Saturday, February 8, 2014

Pax Britannia: Unnatural History by Jonathan Green (2007)

Cover blurb

Action and adventure in a new Age of Steam!

In two scant months the nation, and all her colonies, will celebrate 160 years of Queen Victoria’s glorious reign. But all is not well at the heart of the empire.

It begins with a break-in at the Natural History Museum. A night watchman is murdered. An eminent Professor of Evolutionary Biology goes missing. Then a catastrophic Overground rail-crash unleashed the dinosaurs of London Zoo. But how are all these events connected? Is it really the work of crazed revolutionaries? Or are there yet more sinister forces at work?
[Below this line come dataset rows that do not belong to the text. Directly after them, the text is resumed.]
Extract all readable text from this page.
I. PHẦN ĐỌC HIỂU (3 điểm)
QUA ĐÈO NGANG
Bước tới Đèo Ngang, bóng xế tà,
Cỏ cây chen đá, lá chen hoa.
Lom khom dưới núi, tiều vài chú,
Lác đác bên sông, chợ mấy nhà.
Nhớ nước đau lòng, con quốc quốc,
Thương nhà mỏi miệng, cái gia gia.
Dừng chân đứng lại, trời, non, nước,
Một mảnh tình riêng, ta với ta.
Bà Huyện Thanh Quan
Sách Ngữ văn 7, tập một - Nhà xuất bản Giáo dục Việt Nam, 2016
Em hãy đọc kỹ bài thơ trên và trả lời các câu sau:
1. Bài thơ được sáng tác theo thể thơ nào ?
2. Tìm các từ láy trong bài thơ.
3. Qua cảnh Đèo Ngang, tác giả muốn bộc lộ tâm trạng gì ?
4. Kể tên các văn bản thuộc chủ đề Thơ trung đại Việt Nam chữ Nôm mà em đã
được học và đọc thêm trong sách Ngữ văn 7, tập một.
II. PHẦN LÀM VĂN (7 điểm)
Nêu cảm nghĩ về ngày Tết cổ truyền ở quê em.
Enter Ulysses Quicksilver – dandy, rogue and agent of the throne. It is up to this dashing solider of fortune to solve the mystery and uncover the truth before London degenerates into primitive madness and a villainous mastermind brings about the unthinkable. The downfall of the British empire!

Pax Britannia is an exciting new science fiction series, set on an alternative Earth where the British Empire still reigns.

My thoughts

 

In a steampunk world where the British Empire never fell, government agent Ulysses Quicksilver sets out to investigate the disappearance of the evolutionary biologist Professor Galapagos. (*groan*) His investigation leads him to the London Zoo and its menagerie of living dinosaurs, as well as a terrorist organization called the Darwinian Dawn, which plans to literally make monkeys out of Londoners.

I don’t have much to say about Unnatural History because, for starters, it reads like bad fan fiction. The writing is clunky and amateurish, with villains delivering lines like “So, Ulysses Quicksilver, we meet again.” The characters are uninteresting and the world doesn’t make a lot of sense if you put much thought into it. (160 years and humanity hasn’t progressed beyond steam power?) The dinosaurs here have only a small cameo, providing the most entertaining scene in the novel when they go rampaging through the streets of London. Still, it’s not enough to justify reading this literary coprolite.

Trivia
  • Unnatural History is the first in a shared world of steampunk novels by various authors. Green wrote a follow-up to the book titled Evolution Expects.
     
  • As of the time I write this, Unnatural History is available as a free download on Amazon.com and other websites. It may cost you no money, but you will lose valuable hours of your life you will never get back.